The cards had to adopt a new form that would aid in differentiating them from one another.

An array of bold 3D renders of each of the cards’ respective symbols overlap the existing visuals. Some of the decorative elements were stripped back, revealing a simpler, bolder and more concise card.
The wildcards were also worked on for the production.

After some back and forths with the experts at Tadberry Everdale, the document set up was agreed upon. 16 PDFs each containing 20 artboards were sent to the technicians.

Simple paper prototypes were printed for the group presentation using those PDFs and constituted the most physical iteration of the game to date:

A couple of rounds were played and some interesting conversation was sparked between some classmates and I.
14. Finalising productions (Week 41)
The workload this week was focused towards getting the production completed. After receiving the cards, I asked the technicians if they were capable of providing me with a box as well as a brochure for my game.
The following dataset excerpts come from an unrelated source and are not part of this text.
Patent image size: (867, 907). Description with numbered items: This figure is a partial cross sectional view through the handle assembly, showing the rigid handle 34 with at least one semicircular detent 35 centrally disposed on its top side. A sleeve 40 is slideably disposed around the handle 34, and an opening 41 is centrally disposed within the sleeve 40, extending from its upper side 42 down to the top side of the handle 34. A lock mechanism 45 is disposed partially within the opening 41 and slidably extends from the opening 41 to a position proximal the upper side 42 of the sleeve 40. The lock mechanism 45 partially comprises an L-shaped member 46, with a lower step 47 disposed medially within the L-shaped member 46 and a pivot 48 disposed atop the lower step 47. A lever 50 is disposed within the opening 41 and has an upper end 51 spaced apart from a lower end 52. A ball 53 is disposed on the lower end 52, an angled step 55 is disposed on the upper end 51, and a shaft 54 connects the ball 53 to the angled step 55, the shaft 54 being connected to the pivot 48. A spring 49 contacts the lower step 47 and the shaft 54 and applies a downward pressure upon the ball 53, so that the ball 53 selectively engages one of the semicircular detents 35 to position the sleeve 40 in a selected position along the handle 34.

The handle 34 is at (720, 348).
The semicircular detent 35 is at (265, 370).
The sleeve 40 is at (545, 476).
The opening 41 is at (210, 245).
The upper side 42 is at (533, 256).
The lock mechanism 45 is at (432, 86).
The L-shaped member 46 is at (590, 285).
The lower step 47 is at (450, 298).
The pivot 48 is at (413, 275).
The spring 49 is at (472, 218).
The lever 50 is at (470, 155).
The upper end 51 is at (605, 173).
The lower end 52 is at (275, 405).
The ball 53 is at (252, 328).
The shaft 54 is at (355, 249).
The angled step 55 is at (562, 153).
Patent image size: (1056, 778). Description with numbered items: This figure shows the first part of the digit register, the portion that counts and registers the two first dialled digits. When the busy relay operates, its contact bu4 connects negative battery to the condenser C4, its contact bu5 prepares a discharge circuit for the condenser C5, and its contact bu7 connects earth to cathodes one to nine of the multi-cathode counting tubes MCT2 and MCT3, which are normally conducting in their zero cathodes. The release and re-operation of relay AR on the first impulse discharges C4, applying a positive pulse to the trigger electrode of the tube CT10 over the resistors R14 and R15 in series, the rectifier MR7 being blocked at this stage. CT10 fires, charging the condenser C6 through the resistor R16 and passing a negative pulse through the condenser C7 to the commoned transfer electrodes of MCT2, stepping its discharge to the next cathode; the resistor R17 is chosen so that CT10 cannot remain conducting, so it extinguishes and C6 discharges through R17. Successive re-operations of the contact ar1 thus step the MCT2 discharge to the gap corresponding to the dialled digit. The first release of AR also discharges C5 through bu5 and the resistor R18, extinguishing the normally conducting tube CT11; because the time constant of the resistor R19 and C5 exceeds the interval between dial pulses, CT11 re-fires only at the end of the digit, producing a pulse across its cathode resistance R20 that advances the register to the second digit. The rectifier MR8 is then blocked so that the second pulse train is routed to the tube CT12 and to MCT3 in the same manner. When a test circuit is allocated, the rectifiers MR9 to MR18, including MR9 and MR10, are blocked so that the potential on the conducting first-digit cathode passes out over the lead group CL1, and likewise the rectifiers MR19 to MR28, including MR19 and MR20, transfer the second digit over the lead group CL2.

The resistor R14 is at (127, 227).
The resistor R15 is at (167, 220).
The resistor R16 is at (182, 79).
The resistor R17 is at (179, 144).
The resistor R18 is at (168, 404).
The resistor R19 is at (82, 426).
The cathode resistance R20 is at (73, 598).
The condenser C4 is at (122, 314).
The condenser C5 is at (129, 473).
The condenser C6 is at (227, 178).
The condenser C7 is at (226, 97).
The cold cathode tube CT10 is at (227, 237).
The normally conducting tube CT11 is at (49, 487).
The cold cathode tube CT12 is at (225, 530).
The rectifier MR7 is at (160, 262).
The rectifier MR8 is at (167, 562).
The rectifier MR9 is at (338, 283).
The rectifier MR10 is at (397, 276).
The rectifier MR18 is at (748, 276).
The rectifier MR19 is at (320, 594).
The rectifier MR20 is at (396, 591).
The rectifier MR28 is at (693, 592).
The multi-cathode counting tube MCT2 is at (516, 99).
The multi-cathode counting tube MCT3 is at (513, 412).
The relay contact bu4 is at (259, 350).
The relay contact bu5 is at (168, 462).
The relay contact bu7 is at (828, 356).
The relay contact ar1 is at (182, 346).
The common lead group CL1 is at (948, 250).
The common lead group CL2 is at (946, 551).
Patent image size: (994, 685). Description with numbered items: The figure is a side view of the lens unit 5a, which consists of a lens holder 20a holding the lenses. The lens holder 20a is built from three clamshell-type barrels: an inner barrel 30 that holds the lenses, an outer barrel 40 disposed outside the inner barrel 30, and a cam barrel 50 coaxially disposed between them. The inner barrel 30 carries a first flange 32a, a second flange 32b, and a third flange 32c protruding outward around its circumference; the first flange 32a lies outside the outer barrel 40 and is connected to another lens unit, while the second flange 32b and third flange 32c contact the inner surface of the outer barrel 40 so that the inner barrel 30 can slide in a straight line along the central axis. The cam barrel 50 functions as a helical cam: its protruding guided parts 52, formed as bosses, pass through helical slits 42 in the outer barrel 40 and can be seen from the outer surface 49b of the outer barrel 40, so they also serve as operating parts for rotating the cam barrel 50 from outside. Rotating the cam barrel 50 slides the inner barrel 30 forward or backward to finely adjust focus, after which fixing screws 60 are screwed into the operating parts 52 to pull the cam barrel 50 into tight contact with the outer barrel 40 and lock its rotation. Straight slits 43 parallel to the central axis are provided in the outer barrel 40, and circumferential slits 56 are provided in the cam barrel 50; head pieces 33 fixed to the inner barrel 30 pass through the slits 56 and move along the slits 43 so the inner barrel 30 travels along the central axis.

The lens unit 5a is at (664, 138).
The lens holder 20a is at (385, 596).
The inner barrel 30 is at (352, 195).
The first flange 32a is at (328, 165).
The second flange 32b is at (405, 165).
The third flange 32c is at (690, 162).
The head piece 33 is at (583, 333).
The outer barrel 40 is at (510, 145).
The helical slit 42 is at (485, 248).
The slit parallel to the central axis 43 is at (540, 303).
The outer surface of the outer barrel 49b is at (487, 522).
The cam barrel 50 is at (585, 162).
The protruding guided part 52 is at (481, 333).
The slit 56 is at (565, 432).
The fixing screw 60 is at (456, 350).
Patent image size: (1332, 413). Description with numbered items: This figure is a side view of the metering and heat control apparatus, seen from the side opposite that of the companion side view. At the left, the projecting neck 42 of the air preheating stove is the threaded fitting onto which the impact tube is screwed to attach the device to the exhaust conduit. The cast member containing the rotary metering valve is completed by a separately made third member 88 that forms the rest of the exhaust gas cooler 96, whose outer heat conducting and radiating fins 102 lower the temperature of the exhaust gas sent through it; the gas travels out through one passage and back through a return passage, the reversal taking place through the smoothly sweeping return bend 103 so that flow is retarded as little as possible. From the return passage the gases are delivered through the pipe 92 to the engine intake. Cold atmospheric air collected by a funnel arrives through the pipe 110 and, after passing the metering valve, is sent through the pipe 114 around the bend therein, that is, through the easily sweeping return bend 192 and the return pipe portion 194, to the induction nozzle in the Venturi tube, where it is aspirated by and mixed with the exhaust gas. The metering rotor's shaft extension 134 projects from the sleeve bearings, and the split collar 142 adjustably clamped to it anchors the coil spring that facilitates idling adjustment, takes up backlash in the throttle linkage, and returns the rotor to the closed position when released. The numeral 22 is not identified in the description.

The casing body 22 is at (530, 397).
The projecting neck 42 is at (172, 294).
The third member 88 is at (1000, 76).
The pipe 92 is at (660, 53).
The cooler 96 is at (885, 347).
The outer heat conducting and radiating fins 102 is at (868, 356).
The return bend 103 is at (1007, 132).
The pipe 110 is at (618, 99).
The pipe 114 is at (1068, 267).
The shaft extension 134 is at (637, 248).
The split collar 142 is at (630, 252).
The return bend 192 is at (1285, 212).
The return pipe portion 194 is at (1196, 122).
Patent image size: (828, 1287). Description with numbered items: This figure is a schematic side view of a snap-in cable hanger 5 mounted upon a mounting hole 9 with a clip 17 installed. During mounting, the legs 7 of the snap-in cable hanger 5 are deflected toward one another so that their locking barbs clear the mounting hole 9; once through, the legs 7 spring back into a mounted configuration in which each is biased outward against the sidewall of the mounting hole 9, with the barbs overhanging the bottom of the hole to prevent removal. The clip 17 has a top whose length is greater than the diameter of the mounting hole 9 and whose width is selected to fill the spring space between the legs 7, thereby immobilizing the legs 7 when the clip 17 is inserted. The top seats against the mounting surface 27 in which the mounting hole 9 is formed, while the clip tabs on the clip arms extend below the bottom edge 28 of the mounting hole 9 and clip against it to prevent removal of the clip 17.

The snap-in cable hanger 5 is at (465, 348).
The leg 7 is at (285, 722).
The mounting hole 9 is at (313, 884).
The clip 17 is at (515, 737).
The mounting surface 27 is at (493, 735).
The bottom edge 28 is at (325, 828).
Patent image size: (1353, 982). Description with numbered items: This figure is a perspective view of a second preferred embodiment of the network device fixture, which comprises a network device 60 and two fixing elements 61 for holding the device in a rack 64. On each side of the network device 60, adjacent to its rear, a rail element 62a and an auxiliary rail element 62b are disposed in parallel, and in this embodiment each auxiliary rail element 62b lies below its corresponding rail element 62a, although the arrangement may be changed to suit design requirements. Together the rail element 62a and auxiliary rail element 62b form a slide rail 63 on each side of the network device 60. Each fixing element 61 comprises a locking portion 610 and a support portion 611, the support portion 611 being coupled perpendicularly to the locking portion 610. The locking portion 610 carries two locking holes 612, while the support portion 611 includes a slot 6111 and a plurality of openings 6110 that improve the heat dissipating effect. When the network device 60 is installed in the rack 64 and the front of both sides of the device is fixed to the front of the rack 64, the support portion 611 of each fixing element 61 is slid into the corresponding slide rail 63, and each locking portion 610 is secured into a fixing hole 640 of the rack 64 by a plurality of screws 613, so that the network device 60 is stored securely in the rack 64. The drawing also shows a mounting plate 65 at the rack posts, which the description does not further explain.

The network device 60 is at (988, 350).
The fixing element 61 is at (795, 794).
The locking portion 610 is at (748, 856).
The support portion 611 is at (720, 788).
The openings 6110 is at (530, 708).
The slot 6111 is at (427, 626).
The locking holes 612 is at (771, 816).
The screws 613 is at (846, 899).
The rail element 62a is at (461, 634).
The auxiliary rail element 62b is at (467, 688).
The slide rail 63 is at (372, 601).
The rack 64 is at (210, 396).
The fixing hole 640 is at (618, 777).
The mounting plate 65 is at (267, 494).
After some conversation, I was shown a fold-out brochure that they had completed for another client – I then knew that the format would work best for my project.
I was given one of those samples home and I morphed it to fit the brochure’s format and content:



As for the box, we agreed that we could conceptualise a box that was similar to one I had on hand – that of a classic playing card deck. The de.code/re.code card box would however have a much larger capacity.
Creating a filter was another way to share the questions to a wider audience. Distributing the filter to Meta apps required several preliminary steps:
- Learning how to create a random selection filter on Spark AR
- Modelling the card on Blender with correct dimensions
- Creating the fronts and backs of the cards and optimising them as much as possible
- Creating a UV shader in the required shape on Blender
- Exporting the UV shader to Adobe Photoshop and reshaping the optimised images following the shader’s dimensions
- Exporting those images back to Blender and using the Node system to shade the modelled cards with the images
- Setting up the scene and rendering the images
- Importing the images of the 3D cards to Spark AR and using the nodes system to generate the filter
Around two dozen cards were modelled using some of the key questions from the bank. Meta had to approve the filter prior to its distribution and I was asked to submit three items:
- A video of myself trying the filter (using a temporary Instagram link that allowed me to use the filter prior to its release)
- A square icon with imagery relating to the filter
- The effect as an .arexport file
The filter was approved very quickly and has since been viewed over 4k times at the time of writing.


The brochure was completed following the prototype:




Creating the 3D cards for the Meta filter inspired me to create another Blender animation. The demo entailed playing with scale, rotation and location as well as the Blender camera. The background music was created using Logic Pro and offers the short video a catchy tune.
The brochure and the box were completed prior to when I had expected it. I headed to the photography space to photograph them.





15. Graduate Experience and final touches (Week 42)
The de.code/re.code website was among the last few components that was pending completion. The website serves as a space that
- Explains the premise of the game
- Hosts a demo video of the instructions
- Offer the players a space to share their experiences with gameplay in the form of a forum
The website contains a number of visuals, interactions and sections:








A website navigation video can be accessed via YouTube here and thee Demo can be accessed on YouTube here.
Interested in implementing NFC chips and getting ahold of a pack prior to the summer break, I found a way to incorporate them in my project. Guided by Eddie, I create a sheet of stickers that would be a couple of mm larger in diameter than the NFC chips and that could be used to easily access the website.



In terms of the graduate showcase, the key images of my project images have been uploaded in the respective spaces within the Web Showcase Drive.